06 May 2012

Morris Hirshfield's cats...

It seems that even in my young days I exhibited artistic tendencies...begins the biography of self-taught artist Morris Hirshfield (1872-1946) who immigrated from Poland to the United States when he was 18. Forgoing his artistic calling to make way for the more practical matter of earning a living, Hirshfield settled in New York City where he found employment in the garment industry and later established with his brother a slipper making business known as the EZ Walk Manufacturing Company.  Together, they produced high quality ladies' "boudoir slippers" until poor health forced Hirshfield to retire in 1935.  In 1937, at the age of 65, to the amazement and consternation of his family, he returned to painting.  Women and animals were frequent themes.  He struggled to give form to his vision.  It seems that my mind knew well what I wanted to portray but my hands were unable to produce what my mind demanded.   His work was discovered in 1939 by art collector and gallery owner Sidney Janis, who selected two paintings to be included in an exhibit called "Contemporary Unknown American Painters" at the Museum of Modern Art.  In his collection of biographical studies of self-taught artists entitled, They Taught Themselves: American Primitive Painters of the 20th Century, Janis describes his first encounter with Hirshfield's work; the image below - this exceptional, preternatural cat.

 Angora Cat, 1937

About to leave the gallery, I peeked at a picture whose face was to the wall.  What a shock I received!  In the center of this rather square canvas, two round eyes, luminously gleaming in the darkness, were returning my stare!  It brought to mind the sequence in Duck Soup in which Groucho Marx, confronted by an unexpected image in his mirror, was taken aback, only to find the image oddly enough immobile.  The image I saw was just as unexpected and the round unflinching eyes continued to stare, impervious to my sudden start.  They belonged to a strangely compelling creature which, sitting possessively upon a remarkable couch, immediately took possession of me...

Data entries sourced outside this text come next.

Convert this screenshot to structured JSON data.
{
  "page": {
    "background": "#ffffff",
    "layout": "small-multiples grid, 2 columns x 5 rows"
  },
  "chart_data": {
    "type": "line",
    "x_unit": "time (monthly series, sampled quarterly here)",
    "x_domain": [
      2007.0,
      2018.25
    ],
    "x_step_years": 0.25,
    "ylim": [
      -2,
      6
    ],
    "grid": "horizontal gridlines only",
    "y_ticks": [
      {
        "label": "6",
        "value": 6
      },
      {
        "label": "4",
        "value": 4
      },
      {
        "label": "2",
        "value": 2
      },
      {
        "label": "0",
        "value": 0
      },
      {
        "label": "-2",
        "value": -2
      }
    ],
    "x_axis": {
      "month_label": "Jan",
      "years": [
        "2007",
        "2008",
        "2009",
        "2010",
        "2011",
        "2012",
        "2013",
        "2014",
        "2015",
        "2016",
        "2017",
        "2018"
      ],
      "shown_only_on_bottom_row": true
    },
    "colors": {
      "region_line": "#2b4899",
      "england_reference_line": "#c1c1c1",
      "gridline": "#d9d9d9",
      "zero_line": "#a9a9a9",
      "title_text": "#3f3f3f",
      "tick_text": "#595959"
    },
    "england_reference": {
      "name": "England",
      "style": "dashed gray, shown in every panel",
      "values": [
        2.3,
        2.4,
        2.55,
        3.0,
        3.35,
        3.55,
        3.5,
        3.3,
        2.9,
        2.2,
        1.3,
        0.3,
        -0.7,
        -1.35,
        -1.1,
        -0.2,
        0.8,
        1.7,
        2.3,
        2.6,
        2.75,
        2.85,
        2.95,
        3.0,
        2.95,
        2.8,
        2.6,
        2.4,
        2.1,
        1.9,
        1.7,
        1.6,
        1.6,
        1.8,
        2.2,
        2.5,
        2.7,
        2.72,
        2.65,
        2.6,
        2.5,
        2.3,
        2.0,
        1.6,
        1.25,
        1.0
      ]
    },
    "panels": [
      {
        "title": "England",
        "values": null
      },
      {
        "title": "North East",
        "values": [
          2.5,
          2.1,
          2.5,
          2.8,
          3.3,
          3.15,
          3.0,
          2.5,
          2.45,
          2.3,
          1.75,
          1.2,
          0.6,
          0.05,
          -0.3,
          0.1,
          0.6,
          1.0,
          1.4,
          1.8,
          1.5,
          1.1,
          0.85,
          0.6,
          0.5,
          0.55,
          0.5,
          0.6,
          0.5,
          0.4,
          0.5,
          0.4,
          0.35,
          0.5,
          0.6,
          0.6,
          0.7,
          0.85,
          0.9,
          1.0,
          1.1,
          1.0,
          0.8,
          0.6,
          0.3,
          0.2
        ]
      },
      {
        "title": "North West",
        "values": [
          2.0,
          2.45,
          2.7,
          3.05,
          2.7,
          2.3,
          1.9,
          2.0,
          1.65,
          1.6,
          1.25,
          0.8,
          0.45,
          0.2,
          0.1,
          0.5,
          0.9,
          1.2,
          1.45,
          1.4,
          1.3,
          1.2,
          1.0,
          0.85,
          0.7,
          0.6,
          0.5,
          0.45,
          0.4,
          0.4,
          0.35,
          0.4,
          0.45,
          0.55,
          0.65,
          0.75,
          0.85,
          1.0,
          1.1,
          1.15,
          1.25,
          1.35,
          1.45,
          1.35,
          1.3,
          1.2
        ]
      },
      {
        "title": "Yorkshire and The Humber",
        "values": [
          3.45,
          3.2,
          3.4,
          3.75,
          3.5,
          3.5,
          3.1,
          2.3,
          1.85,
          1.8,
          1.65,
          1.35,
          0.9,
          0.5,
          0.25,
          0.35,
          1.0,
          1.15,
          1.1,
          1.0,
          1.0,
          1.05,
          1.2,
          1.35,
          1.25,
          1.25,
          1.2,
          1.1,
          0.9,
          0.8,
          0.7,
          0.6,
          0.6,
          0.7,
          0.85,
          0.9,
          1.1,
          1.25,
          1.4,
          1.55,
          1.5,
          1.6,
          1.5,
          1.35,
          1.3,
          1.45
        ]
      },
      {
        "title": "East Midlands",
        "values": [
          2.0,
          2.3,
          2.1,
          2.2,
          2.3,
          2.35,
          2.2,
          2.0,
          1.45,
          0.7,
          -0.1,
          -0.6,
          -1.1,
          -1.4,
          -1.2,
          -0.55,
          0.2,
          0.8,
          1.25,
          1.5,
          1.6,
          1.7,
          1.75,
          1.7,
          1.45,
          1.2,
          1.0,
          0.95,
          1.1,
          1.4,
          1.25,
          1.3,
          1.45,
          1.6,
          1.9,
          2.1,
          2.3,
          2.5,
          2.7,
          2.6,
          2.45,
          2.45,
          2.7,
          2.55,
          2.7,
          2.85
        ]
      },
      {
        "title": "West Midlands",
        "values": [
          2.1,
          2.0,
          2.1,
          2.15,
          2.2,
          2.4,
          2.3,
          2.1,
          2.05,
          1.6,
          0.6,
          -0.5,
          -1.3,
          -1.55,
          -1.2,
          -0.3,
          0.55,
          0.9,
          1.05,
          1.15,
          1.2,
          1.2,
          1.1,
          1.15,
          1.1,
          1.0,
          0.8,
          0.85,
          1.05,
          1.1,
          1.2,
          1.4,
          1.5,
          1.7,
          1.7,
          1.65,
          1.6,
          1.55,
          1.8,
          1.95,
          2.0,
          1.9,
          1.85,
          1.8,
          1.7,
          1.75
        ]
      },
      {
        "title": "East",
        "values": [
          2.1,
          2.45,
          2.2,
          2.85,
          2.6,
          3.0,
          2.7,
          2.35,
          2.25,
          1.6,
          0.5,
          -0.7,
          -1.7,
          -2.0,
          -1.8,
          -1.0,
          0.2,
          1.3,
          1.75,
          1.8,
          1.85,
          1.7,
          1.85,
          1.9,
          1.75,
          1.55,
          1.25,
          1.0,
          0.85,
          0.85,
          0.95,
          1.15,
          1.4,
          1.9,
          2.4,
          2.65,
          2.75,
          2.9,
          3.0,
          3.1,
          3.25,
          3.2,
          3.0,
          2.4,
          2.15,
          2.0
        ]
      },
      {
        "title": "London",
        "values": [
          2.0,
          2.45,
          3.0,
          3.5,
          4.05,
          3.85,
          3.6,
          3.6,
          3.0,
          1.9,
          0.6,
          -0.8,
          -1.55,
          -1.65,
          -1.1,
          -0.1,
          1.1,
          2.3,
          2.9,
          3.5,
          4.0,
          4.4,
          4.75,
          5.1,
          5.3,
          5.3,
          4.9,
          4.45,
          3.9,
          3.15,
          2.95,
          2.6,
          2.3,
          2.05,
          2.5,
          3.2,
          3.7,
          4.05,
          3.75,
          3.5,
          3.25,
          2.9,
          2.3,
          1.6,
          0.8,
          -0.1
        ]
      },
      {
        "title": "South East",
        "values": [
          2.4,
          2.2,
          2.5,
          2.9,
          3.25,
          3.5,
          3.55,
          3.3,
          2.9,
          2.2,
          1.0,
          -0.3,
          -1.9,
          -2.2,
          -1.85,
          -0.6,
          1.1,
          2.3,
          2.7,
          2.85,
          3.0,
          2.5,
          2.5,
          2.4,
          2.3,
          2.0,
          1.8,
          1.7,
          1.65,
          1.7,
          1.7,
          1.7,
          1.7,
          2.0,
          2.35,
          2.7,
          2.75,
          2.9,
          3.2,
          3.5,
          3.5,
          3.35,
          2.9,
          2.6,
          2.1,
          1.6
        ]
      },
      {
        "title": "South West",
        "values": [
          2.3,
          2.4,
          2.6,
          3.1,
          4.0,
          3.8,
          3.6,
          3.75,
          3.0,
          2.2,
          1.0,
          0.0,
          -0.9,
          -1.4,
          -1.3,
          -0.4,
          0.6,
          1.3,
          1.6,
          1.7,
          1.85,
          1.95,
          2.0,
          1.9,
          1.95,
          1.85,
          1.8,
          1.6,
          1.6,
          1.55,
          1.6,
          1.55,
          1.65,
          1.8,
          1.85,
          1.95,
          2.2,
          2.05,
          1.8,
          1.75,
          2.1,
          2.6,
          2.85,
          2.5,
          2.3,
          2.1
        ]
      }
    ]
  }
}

Janis goes on to describe "her" with great affection:

Angora Cat is a strange mysterious creature.  She is at once spell-binding and mirth-provoking.  Her deep-set eyes, staring intensely, take immediate possession of the beholder, and they hold him with the suspense of a mystery thriller.  But she is such a homey creature, round and fluffy, that the terror is not quite convincing, and the ripples of fear that run up and down  the spine eventually turn to laughter.  She is an exciting, upsetting creature, whom one cannot help but love. 

Cat and Two Kittens, 1945

 Leopard Family, 1943

 Mother Cat With Kittens, 1941

Cats in the Snow, 1946

 Tiger, 1940

 Lion, 1939

Hirshfield subsequently became one of the most prominent American folk artists of the 20th century producing seventy-seven works between 1937 and 1946.  Several of his paintings are included in  MOMA's permanent collection.  Although I've known of his work for many years, these paintings have become one of my newest obsessions.  Perhaps it's just a symptom of my feline monomania, but I think these images are completely thrilling.